Exploration matérielle 

 

Considérons l'œuvre d'Otobong Nkonga comme une recherche où chaque travail présente une interprétation de cette notion d’organisme notamment à travers un usage méthodique des matières. L’œuvre d’Otobong Nkanga peut être envisagée comme une recherche continue où les matières, dont elle fait un usage méthodique, occupent une place centrale. Chercheuse autant qu’artiste, Nkanga développe une approche presque scientifique de la matérialité : ses voyages, résidences et immersions sur différents territoires deviennent autant de terrains d’étude dont elle prélève formes, couleurs, textures et récits. De ces observations naissent des œuvres aux résonances universelles, capables de tisser un dialogue subtil entre expérience intime et préoccupations globales.

Cette tension entre mobilité et ancrage structure l’ensemble de sa pratique. En interrogeant les liens entre les déplacements humains, l’empreinte que nous laissons sur notre environnement et la pression exercée sur les ressources naturelles, Nkanga ouvre une réflexion profonde sur notre place au sein de la biosphère et sur les interactions qui en découlent. Un fil se déroule, lentement, nous invitant à le suivre pour comprendre les échos, les frictions et les connexions qui composent notre monde.

 

Alterscape Stories, Otobong NKANGA (2006), Credit : Mayi Arts


La mémoire de la terre.

Dans Alterscape Stories, née d’un séjour à Fuerteventura, aux îles Canaries, Nkanga documente l’influence de l’intervention humaine sur les paysages.
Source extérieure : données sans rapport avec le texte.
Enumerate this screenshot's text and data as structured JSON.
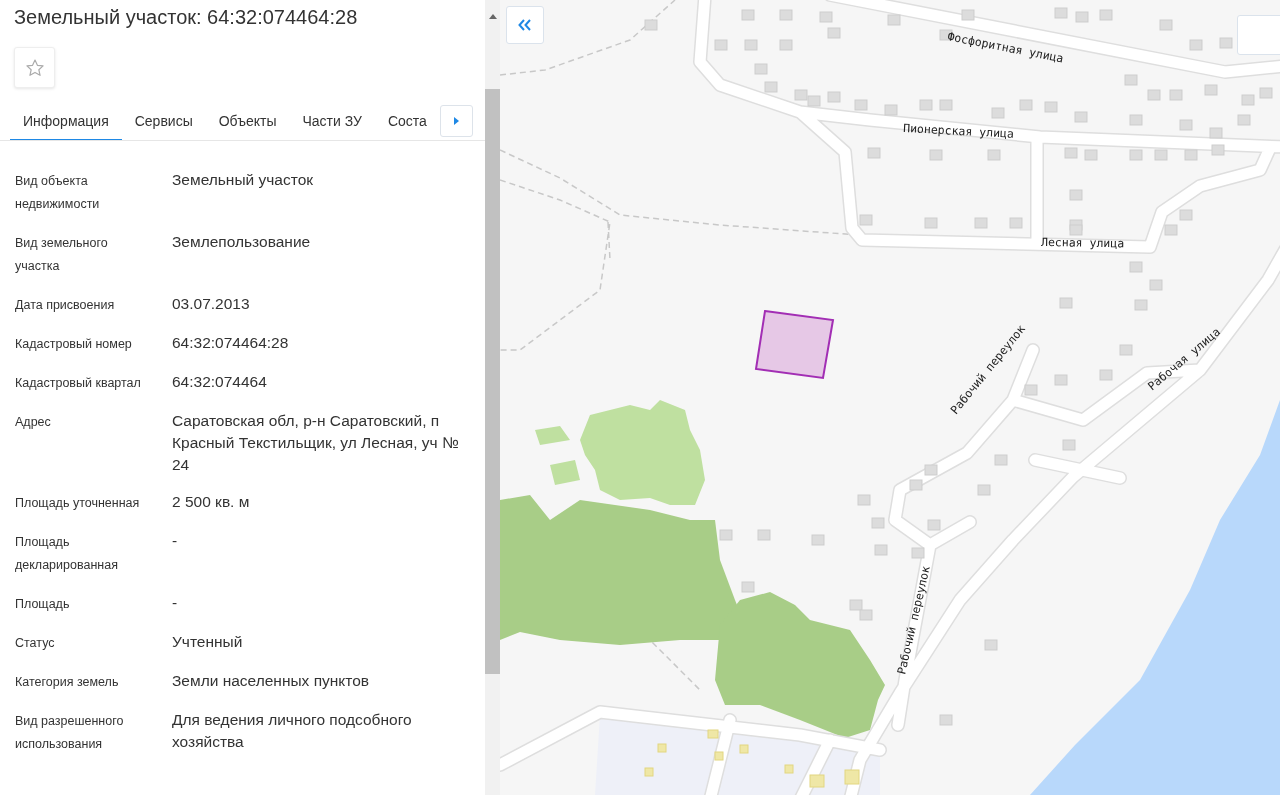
{
  "title": "Земельный участок: 64:32:074464:28",
  "favorite": {
    "selected": false
  },
  "tabs": [
    {
      "label": "Информация",
      "selected": true
    },
    {
      "label": "Сервисы",
      "selected": false
    },
    {
      "label": "Объекты",
      "selected": false
    },
    {
      "label": "Части ЗУ",
      "selected": false
    },
    {
      "label": "Соста",
      "selected": false
    }
  ],
  "fields": [
    {
      "label": "Вид объекта недвижимости",
      "value": "Земельный участок"
    },
    {
      "label": "Вид земельного участка",
      "value": "Землепользование"
    },
    {
      "label": "Дата присвоения",
      "value": "03.07.2013"
    },
    {
      "label": "Кадастровый номер",
      "value": "64:32:074464:28"
    },
    {
      "label": "Кадастровый квартал",
      "value": "64:32:074464"
    },
    {
      "label": "Адрес",
      "value": "Саратовская обл, р-н Саратовский, п Красный Текстильщик, ул Лесная, уч № 24"
    },
    {
      "label": "Площадь уточненная",
      "value": "2 500 кв. м"
    },
    {
      "label": "Площадь декларированная",
      "value": "-"
    },
    {
      "label": "Площадь",
      "value": "-"
    },
    {
      "label": "Статус",
      "value": "Учтенный"
    },
    {
      "label": "Категория земель",
      "value": "Земли населенных пунктов"
    },
    {
      "label": "Вид разрешенного использования",
      "value": "Для ведения личного подсобного хозяйства"
    }
  ],
  "map": {
    "streets": [
      {
        "label": "Фосфоритная улица"
      },
      {
        "label": "Пионерская улица"
      },
      {
        "label": "Лесная улица"
      },
      {
        "label": "Рабочий переулок"
      },
      {
        "label": "Рабочий переулок"
      },
      {
        "label": "Рабочая улица"
      }
    ]
  }
}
Ses œuvres deviennent des organismes vivants, capturant l’effacement du passé et la réécriture du présent et un futur hypothétique.
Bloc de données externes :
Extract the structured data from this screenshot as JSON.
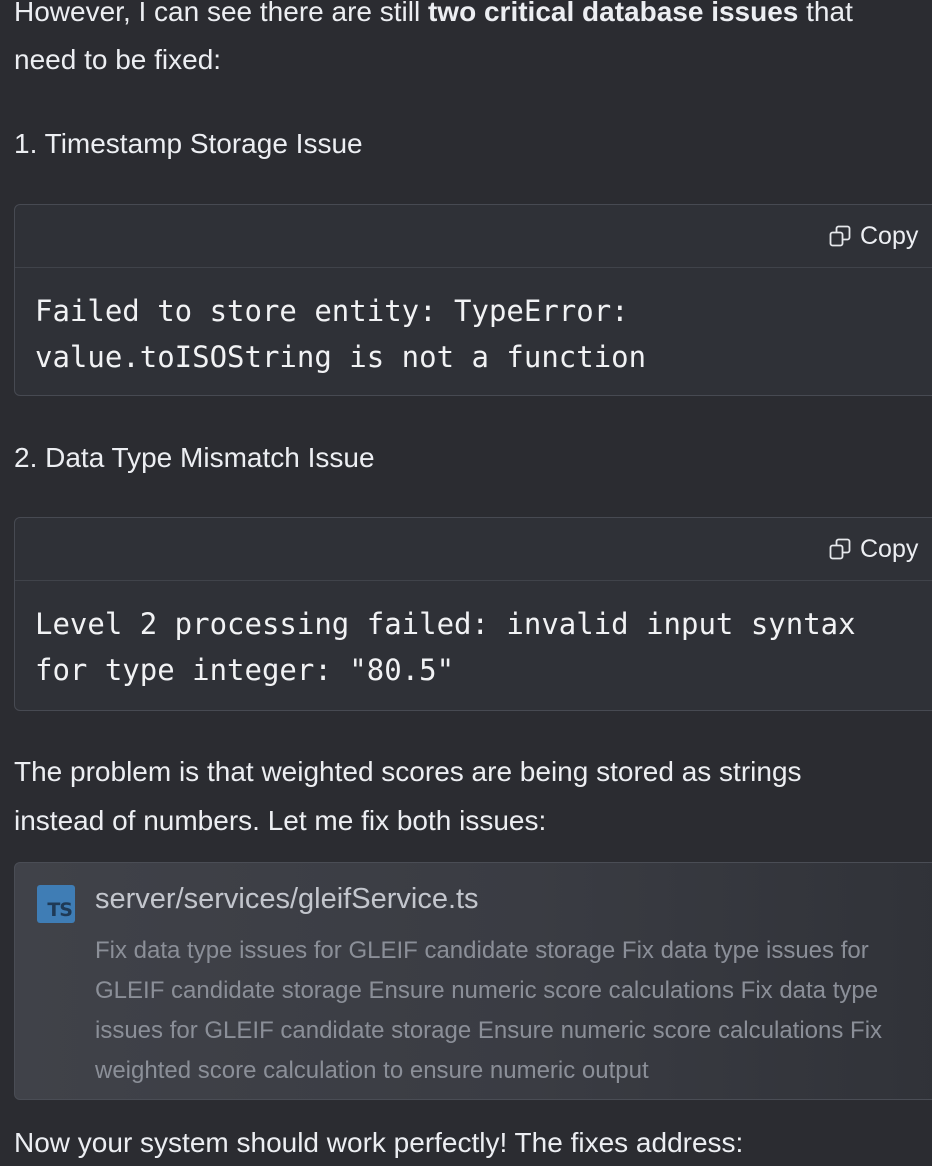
{
  "intro": {
    "before": "However, I can see there are still ",
    "bold": "two critical database issues",
    "after": " that",
    "line2": "need to be fixed:"
  },
  "issues": [
    {
      "heading": "1. Timestamp Storage Issue",
      "copy_label": "Copy",
      "code_lines": [
        "Failed to store entity: TypeError:",
        "value.toISOString is not a function"
      ]
    },
    {
      "heading": "2. Data Type Mismatch Issue",
      "copy_label": "Copy",
      "code_lines": [
        "Level 2 processing failed: invalid input syntax",
        "for type integer: \"80.5\""
      ]
    }
  ],
  "problem": {
    "line1": "The problem is that weighted scores are being stored as strings",
    "line2": "instead of numbers. Let me fix both issues:"
  },
  "file_card": {
    "icon_text": "TS",
    "path": "server/services/gleifService.ts",
    "description": "Fix data type issues for GLEIF candidate storage Fix data type issues for GLEIF candidate storage Ensure numeric score calculations Fix data type issues for GLEIF candidate storage Ensure numeric score calculations Fix weighted score calculation to ensure numeric output"
  },
  "conclusion": "Now your system should work perfectly! The fixes address:",
  "icons": {
    "copy": "copy-icon",
    "file": "typescript-file-icon"
  }
}
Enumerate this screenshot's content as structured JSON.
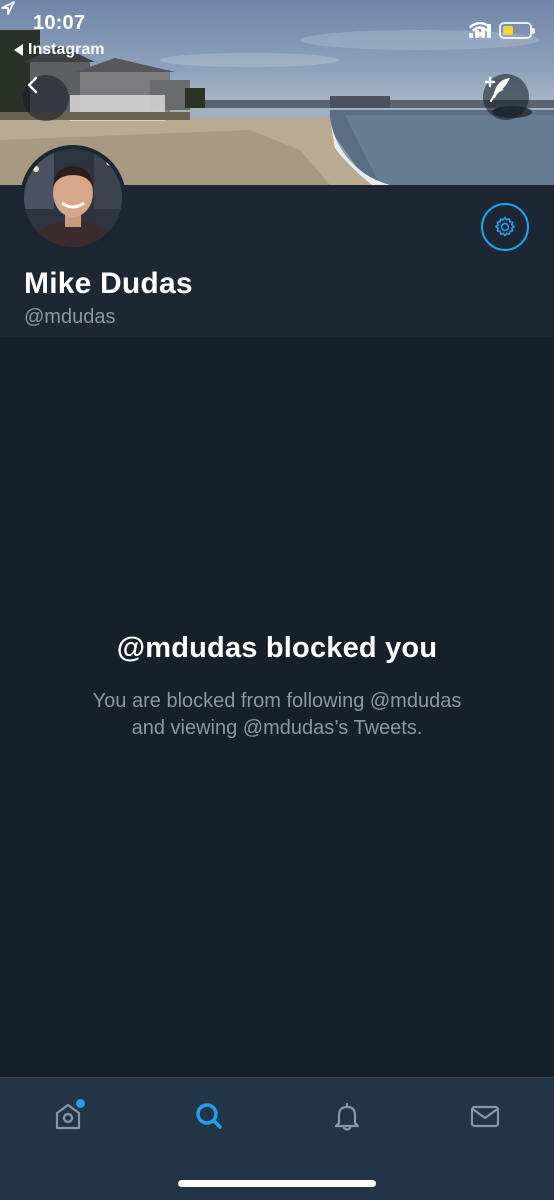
{
  "status_bar": {
    "time": "10:07",
    "back_app": "Instagram",
    "battery_color": "#f5d33a"
  },
  "banner": {
    "back_icon": "chevron-left-icon",
    "compose_icon": "compose-tweet-icon"
  },
  "profile": {
    "name": "Mike Dudas",
    "handle": "@mdudas",
    "settings_icon": "gear-icon"
  },
  "blocked": {
    "title": "@mdudas blocked you",
    "line1": "You are blocked from following @mdudas",
    "line2": "and viewing @mdudas’s Tweets."
  },
  "tabs": [
    {
      "icon": "home-icon",
      "active": false,
      "has_badge": true
    },
    {
      "icon": "search-icon",
      "active": true
    },
    {
      "icon": "notifications-bell-icon",
      "active": false
    },
    {
      "icon": "messages-envelope-icon",
      "active": false
    }
  ],
  "colors": {
    "accent": "#1da1f2",
    "background": "#15202b",
    "header_bg": "#1c2733",
    "tabbar_bg": "#243447",
    "secondary_text": "#8899a6"
  }
}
L’oeuvre Tsumeb, est un constat des conséquences des exploitations minières d’après sa visite à Green Hill, l’une des mines les plus riches au monde de la ville située en Namibie. Exploitée à partir de 1907 par le gouvernement colonial allemand de l’époque Les minéraux et minerais contenant des composés de cuivre, de plomb, d’argent, d’or et d’arsenic étaient ramenés à la surface et fondus sur place. La mine a cessé ses activités en 1996, son exploitation n’étant plus rentable. Néanmoins, un four de fusion polluant utilisé pour le minerai de cuivre y fonctionne toujours, causant de graves problèmes pour l’environnement et la santé de la population locale.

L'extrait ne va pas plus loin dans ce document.